CCPF began when a group of local sportsmen - including Scheele, Larry Mueller, Tom Lehtinen, Daryl “Mugsy” Panning, Bert Tellers, Brian Biermann, Ron Knutson, Jeff Schmidt, Curty Stuewe, Rich Tuchtenhagen, Bill Kroells and Chuck Buckentin - decided it was time to bring an organization such as Pheasants Forever to Carver County.
Under the leadership of those 12 men, the chapter held its first meeting in September 1986 and received its charter in October 1986. By the time CCPF held its first banquet in January 1987, membership had grown to 40 people - although the banquet itself was attended by 350+ people, including Minnesota Vikings legend Bill Brown.
The chapter didn't waste time in delivering on the mission of Pheasants Forever.

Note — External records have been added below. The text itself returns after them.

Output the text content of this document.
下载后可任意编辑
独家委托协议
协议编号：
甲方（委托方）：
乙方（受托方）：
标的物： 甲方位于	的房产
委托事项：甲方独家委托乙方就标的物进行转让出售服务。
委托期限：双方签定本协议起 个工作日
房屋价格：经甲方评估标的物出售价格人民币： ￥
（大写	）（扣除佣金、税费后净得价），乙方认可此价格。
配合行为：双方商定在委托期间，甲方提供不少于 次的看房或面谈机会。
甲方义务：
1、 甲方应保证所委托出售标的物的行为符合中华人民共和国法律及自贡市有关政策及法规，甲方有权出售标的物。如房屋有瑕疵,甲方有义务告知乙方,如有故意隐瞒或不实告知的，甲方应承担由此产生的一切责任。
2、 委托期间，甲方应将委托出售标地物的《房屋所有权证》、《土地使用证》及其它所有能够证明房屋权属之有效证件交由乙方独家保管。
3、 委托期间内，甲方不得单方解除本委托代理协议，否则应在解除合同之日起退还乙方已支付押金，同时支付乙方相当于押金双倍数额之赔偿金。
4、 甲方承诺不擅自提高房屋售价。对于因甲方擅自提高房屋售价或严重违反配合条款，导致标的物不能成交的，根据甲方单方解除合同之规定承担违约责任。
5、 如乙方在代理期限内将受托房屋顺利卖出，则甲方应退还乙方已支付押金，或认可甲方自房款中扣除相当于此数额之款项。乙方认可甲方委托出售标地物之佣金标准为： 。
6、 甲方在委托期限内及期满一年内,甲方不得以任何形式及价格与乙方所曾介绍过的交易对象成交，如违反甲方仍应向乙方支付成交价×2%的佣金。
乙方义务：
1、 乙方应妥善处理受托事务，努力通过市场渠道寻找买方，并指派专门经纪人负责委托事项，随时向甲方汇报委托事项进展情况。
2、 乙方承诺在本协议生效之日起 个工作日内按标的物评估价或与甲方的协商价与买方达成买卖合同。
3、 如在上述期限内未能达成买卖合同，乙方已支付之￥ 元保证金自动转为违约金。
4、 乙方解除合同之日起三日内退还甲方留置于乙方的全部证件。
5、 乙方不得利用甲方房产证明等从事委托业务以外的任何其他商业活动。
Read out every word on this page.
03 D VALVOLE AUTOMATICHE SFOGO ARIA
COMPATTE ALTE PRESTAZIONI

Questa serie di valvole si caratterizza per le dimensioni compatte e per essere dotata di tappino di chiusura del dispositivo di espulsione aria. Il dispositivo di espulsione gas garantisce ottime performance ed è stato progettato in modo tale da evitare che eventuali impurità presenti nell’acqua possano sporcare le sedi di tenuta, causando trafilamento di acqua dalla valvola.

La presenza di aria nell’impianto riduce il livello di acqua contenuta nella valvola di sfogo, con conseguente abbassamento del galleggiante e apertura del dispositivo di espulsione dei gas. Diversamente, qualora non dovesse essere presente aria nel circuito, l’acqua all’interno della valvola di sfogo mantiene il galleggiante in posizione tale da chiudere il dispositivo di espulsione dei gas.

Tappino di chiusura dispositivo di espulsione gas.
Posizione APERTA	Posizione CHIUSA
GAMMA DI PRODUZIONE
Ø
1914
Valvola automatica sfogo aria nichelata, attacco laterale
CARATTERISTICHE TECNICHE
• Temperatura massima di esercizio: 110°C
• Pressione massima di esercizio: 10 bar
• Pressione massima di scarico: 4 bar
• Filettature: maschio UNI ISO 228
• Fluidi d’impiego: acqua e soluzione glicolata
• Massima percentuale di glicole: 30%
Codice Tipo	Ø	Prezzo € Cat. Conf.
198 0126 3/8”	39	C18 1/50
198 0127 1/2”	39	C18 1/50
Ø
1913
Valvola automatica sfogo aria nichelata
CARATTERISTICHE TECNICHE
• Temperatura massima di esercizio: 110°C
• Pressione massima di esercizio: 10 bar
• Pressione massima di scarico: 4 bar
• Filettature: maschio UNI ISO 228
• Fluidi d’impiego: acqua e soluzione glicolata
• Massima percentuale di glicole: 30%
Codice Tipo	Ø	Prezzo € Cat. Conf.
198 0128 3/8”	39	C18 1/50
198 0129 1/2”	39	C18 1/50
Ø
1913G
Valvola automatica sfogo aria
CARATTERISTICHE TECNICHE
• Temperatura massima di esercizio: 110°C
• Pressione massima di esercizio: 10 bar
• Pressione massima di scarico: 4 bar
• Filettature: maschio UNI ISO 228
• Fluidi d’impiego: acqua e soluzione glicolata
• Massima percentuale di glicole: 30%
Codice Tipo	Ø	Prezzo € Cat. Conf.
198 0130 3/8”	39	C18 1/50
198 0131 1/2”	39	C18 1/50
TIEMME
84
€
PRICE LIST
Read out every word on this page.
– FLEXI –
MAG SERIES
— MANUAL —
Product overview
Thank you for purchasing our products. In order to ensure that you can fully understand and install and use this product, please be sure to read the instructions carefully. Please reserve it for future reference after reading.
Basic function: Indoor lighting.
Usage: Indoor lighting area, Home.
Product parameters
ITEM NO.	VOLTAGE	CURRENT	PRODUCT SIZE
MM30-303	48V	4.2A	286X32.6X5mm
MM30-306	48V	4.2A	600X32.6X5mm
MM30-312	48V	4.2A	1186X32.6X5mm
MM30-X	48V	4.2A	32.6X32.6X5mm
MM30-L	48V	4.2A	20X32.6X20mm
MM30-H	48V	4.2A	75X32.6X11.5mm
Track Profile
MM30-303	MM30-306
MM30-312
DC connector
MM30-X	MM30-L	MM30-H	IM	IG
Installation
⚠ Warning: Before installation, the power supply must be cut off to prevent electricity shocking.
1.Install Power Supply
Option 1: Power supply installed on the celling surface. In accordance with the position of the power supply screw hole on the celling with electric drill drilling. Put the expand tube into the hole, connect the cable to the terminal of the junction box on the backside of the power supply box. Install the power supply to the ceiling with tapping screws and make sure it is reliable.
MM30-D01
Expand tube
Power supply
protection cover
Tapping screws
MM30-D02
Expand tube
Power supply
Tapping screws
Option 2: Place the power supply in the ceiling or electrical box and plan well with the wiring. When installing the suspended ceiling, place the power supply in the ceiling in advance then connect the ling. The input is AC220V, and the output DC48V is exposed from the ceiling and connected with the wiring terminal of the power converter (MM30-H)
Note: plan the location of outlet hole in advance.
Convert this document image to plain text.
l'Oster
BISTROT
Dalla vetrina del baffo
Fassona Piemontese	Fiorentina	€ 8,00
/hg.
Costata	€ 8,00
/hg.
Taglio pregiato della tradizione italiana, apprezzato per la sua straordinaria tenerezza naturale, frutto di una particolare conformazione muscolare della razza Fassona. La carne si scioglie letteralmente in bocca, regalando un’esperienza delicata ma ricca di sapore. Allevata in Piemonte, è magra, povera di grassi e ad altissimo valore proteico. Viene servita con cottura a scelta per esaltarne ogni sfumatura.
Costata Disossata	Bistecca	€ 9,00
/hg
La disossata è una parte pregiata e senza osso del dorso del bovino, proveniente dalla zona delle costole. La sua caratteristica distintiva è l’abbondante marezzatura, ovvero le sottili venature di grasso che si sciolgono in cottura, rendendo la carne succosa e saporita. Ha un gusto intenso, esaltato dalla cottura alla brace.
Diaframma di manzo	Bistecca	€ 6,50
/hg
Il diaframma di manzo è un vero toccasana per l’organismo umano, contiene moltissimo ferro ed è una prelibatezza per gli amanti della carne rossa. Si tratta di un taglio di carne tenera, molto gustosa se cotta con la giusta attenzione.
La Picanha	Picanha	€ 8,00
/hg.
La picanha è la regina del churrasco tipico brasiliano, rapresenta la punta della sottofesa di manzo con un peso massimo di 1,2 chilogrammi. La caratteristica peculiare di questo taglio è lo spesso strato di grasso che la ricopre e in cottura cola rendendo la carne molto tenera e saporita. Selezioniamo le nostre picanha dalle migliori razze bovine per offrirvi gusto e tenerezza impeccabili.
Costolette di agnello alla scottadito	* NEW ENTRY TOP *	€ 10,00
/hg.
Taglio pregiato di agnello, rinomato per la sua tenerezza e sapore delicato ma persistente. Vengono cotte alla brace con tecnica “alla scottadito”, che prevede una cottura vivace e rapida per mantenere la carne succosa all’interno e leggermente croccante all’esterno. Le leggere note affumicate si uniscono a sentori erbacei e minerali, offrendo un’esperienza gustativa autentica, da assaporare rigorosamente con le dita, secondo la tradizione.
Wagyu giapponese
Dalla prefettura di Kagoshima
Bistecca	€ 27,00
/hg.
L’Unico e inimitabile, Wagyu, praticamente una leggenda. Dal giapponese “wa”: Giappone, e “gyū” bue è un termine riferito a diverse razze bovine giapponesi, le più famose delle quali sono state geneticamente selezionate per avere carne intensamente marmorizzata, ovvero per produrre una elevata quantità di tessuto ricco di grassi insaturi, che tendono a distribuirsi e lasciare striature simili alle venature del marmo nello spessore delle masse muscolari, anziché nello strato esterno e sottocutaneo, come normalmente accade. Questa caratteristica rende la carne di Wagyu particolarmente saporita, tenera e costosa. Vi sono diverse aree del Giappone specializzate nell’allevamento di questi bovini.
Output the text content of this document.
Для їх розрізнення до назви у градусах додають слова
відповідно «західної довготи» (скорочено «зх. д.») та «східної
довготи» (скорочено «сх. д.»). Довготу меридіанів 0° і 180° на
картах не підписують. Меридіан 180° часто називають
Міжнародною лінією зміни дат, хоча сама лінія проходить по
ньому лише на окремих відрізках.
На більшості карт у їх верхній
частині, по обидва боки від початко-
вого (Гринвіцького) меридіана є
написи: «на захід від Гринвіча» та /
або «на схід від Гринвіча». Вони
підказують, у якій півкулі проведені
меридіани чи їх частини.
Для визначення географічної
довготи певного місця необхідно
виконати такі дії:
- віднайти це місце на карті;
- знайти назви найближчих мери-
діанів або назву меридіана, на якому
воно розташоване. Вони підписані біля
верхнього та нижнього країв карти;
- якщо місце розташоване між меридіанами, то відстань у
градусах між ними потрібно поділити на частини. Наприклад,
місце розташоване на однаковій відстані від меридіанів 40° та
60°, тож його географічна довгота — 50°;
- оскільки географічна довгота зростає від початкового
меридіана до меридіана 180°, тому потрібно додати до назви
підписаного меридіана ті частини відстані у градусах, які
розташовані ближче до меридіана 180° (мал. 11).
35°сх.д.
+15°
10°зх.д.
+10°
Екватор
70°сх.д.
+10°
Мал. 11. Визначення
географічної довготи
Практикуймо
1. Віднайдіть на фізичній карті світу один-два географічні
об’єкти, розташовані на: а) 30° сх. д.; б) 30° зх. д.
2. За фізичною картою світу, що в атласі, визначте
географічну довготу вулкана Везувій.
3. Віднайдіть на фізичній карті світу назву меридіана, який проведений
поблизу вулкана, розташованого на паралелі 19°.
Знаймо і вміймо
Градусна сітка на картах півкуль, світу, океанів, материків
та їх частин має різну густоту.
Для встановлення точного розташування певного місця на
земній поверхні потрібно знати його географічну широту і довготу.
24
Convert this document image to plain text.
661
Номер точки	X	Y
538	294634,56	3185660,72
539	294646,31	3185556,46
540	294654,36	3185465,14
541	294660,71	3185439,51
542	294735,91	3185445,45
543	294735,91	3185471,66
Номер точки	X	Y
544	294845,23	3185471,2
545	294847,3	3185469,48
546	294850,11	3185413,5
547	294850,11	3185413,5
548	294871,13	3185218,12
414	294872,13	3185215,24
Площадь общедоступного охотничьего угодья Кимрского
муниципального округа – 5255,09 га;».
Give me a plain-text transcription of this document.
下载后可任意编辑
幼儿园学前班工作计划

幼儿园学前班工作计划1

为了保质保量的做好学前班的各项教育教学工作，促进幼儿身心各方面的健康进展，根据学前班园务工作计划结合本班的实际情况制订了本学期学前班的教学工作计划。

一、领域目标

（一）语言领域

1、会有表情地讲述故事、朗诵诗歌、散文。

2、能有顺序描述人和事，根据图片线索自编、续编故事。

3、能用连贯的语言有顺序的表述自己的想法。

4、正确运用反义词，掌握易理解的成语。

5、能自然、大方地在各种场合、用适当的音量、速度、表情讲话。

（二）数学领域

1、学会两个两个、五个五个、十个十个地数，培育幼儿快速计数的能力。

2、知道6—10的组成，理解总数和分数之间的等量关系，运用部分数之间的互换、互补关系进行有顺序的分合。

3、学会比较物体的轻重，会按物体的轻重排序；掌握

CCPF's conservation activities included planting trees and providing winter and safe nesting cover, organizing feeder programs, completing wetland restoration, providing money for land purchases (to conserve existing habitat) and more (the chapter continues to perform these activities today).
It didn't take long for CCPF to become one of the most active Pheasants Forever chapters in the nation. In 1988, CCPF was recognized as the seventh highest spending chapter in the nation for habitat spending. It was no small feat, considering there are more than 600 chapters and 100,000+ members in Pheasants Forever throughout the United States and Canada.
The first sponsor of CCPF was the Hamburg Hunting and Fishing Club, which donated $2,000. Today, CCPF boasts 500+ members throughout Carver County.
Working the mission
As noted, CCPF conducts a variety of conservation activities throughout the county - but it should be noted that the chapter isn't just for adults or land owners. Younger people also benefit from CCPF's educational programs and special events.
The educational programs (an effort led by Tom Cooper, CCPF's education committee chairman) are offered to schools and groups such as 4-H clubs - although CCPF teaches adults as well. The special events include a wood duck house building day for children. CCPF also recently created a scholarship program for students interested in conservation.
The chapter also encourages younger people to attend its family-oriented banquet. It offers free drawings featuring youth-friendly prizes for younger people who attend the event.
CCPF also annually sponsors a trip for two youths to attend a week-long camp that focuses on conservation.
The chapter finances its efforts through its annual banquet, which is its chief fundraiser. In the past 19 years, the chapter has raised almost $380,000 for local conservation projects.
CCPF controls all of the money it raised at its banquet. The majority of these funds are spent with Carver County habitat restoration projects. The chapter does annually donate to the Minnesota Habitat Fund, which uses these dollars to purchase private land, enhance the habitat on it and turn it into a public hunting area.
One local example of land purchasing is the Perbix Waterfowl Production Area, which is located near Hamburg.
“It was purchased in the spring of 1997,” explained Chip Hentges of the Carver Soil & Water Conservation District (SWCD), which works closely with CCPF because the SWCD has a direct connection to landowners on a daily basis and has access to a number of federal, state and private programs that are beneficial to the mission and activities of CCPF.
“(Since then), 164 acres of native grasslands have been planted, 67 acres of wetlands have been restored and a two-acre woody food plot and winter cover was planted in the spring of 1998.”
Focusing on habitat improvements in Carver County is CCPF's most important activity. “The biggest goal for Pheasants Forever is to work with local landowners to help them establish good habitat for wildlife,” Hentges affirmed.